Télécoms

Télécoms : contact presque rétabli entre Mauritius Telecom et Orange

Sherry Singh (Mauritius Telecom) et Bruno Mettling (Orange Moyen-Orient et Afrique) © SP / BRUNO LEVY POUR JA

Entre Mauritius Telecom et Orange, le second détenant 40 % du capital du premier, la pression est redescendue d’un cran.

À l’issue d’âpres négociations, l’opérateur historique de l’île, dirigé par Sherry Singh, vient d’annoncer le versement de dividendes à ses actionnaires pour l’année 2017. En juin, sa direction avait fait voter une résolution contraire lors de l’assemblée générale. Au sein du groupe français, son partenaire stratégique depuis l’an 2000, cette décision avait eu l’effet d’une bombe.

Cette crise n’est qu’un nouvel épisode qui met en évidence la dégradation des relations entre les deux groupes

« Rien dans la situation financière de l’entreprise ne le justifie », déplorait à l’époque Bruno Mettling, président d’Orange Moyen-Orient et Afrique. La venue à Paris du Premier ministre mauricien le 7 septembre a permis de rétablir le contact entre les parties. Cette crise n’est qu’un nouvel épisode qui met en évidence la dégradation des relations entre les deux groupes.

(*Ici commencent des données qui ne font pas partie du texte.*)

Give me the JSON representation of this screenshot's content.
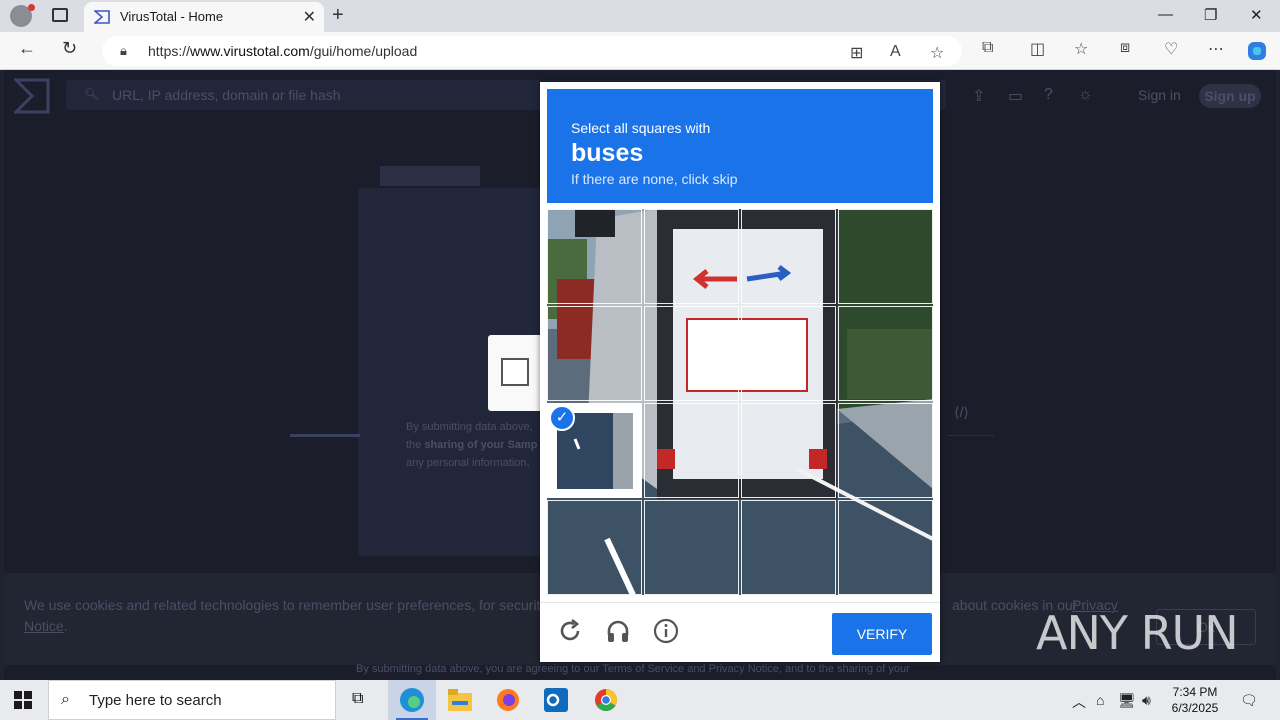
{
  "browser": {
    "tab_title": "VirusTotal - Home",
    "url_prefix": "https://",
    "url_domain": "www.virustotal.com",
    "url_path": "/gui/home/upload"
  },
  "virustotal": {
    "search_placeholder": "URL, IP address, domain or file hash",
    "sign_in": "Sign in",
    "sign_up": "Sign up",
    "submit_text_1": "By submitting data above,",
    "submit_text_2a": "the ",
    "submit_text_2b": "sharing of your Samp",
    "submit_text_3": "any personal information,",
    "cookie_text": "We use cookies and related technologies to remember user preferences, for security, to",
    "cookie_text_end": "about cookies in our",
    "cookie_link_1": "Privacy",
    "cookie_link_2": "Notice",
    "cookie_button": "Ok",
    "footer_text": "By submitting data above, you are agreeing to our Terms of Service and Privacy Notice, and to the sharing of your"
  },
  "captcha": {
    "prompt_line1": "Select all squares with",
    "prompt_subject": "buses",
    "prompt_line3": "If there are none, click skip",
    "verify_label": "VERIFY",
    "selected_cells": [
      [
        2,
        0
      ]
    ],
    "icons": [
      "refresh-icon",
      "audio-icon",
      "info-icon"
    ]
  },
  "taskbar": {
    "search_placeholder": "Type here to search",
    "time": "7:34 PM",
    "date": "6/3/2025"
  },
  "watermark": "ANY RUN"
}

Développement international

Arrivé à la tête de l’opérateur en 2015, Sherry Singh a progressivement fait évoluer la stratégie de Mauritius Telecom, auparavant aligné sur les intérêts du groupe français. Il a notamment fait du développement international de son entreprise une priorité pour pallier le manque de perspectives offertes par le marché mauricien, déjà mature. Ni la participation de Mauritius Telecom dans Orange Madagascar ni sa filiale à Vanuatu, revendue en 2017, ne répondaient selon lui à cette ambition.

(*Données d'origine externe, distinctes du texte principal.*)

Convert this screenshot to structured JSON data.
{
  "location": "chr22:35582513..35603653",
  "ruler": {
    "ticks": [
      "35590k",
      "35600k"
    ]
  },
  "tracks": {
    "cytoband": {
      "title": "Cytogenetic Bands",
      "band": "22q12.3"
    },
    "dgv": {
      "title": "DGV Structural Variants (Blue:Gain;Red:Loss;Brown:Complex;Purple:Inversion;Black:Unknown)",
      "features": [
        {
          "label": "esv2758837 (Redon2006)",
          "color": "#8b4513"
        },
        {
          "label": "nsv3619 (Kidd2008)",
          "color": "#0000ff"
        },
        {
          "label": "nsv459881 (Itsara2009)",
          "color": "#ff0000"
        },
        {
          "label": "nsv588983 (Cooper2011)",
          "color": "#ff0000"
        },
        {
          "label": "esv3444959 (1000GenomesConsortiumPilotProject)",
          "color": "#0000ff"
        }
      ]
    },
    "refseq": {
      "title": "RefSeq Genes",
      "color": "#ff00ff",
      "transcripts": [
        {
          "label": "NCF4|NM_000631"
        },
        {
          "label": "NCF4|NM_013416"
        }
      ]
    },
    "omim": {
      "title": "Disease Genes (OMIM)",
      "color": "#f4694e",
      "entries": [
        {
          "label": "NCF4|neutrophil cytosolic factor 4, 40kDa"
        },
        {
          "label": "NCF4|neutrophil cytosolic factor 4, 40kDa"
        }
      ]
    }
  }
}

La ligne de conduite adoptée par Sherry Sing a fait naître une défiance durable à son égard chez Orange

Après avoir tenté d’acquérir Tigo Rwanda en 2017, l’opérateur mauricien essayait, jusqu’à ces dernières semaines, de mettre la main sur Uganda Telecom, et Sherry Singh justifiait sa décision de ne pas verser de dividendes par la nécessité de conserver intactes les capacités de financement de son groupe pour mener à bien l’opération.

Même si celle-ci est aujourd’hui abandonnée, la ligne de conduite adoptée par Sherry Sing a fait naître une défiance durable à son égard chez Orange où désormais on pointe l’incompatibilité pour ce dernier d’exercer à la fois son rôle de directeur général et celui de conseiller politique du Premier ministre.